Sensing the enormity of the situation and the need for a larger economic package, the government on May 5 had raised excise duty on petrol and diesel by an unprecedented level of Rs 10 and Rs 13 per litre, respectively. This itself will provide additional revenue of about Rs 1,75,000 crore in FY21, enough to support the actual fiscal impact of stimulus measures.
While the government has announced a Rs 20 lakh package, a large portion of the measures are liquidity boosting exercise through offer of credit and other financing mechanisms while the actual fiscal impact, as per analysts and research entities, is only to the tune of Rs 1.8-2 lakh crore.
This additional burden of central budget is largely getting absorbed by the additional revenue that the government is getting through taxes on petroleum. With more room available to further raise excise duty on petrol and diesel, the Centre could further reduce fiscal burden on itself that has got elevated due to the Covid pandemic, analysts said asking not to be named.

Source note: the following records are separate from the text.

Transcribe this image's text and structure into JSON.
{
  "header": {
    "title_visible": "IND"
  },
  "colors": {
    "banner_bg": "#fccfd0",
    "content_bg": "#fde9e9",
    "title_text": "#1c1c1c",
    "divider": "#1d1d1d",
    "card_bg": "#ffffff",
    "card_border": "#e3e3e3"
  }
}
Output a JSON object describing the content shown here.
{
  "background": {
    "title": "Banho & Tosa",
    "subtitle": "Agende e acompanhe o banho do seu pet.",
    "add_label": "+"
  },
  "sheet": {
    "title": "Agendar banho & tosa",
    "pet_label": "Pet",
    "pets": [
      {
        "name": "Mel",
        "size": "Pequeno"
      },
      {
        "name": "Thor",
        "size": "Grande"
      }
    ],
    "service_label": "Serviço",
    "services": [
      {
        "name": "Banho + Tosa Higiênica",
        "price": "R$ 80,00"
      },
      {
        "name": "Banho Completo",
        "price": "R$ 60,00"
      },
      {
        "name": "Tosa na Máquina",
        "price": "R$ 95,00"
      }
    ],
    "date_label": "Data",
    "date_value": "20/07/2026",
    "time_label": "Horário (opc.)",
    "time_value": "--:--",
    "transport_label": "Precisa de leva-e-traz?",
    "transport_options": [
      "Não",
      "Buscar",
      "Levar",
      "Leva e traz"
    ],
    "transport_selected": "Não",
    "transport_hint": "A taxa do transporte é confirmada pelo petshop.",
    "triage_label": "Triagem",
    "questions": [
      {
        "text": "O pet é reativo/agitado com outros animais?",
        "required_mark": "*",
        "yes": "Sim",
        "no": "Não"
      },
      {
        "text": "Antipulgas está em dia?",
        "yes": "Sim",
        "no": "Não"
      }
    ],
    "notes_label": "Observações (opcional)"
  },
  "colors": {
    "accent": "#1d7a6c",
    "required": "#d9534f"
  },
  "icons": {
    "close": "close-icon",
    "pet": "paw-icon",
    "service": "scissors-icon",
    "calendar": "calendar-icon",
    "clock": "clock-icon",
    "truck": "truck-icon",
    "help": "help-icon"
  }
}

As per the parliamentary approval taken earlier, the government can further raise duty on petrol and diesel by Rs 3-6 per litre, thereby raising another Rs 50,000-60,000 crore. So the total earnings for the Centre from petroleum products itself could top Rs 2,25,000 crore in additional revenue besides over Rs 2,15,000 that it already gets in a year as excise revenue from the petroleum sector.
With the government's Rs 20 lakh crore stimulus package, the country's fiscal deficit is likely to be more than double to 7.9 per cent in the current financial year, according to an SBI research report. The report had earlier estimated the fiscal deficit to be 3.5 per cent of GDP this fiscal.
For the current fiscal, government's borrowings target has already been raised by over 50 per cent as additional expenditure and funding need to stimulate the economy hit by the Covid-19 pandemic.
Accordingly, the estimated gross market borrowing in the financial year 2020-21 has now been set at Rs 12 lakh crore in place of Rs 7.80 lakh crore as per the budget estimate for the current year. Borrowings can increase if the Centre captures additional debt mobilisation for states towards their GST compensation shortfall.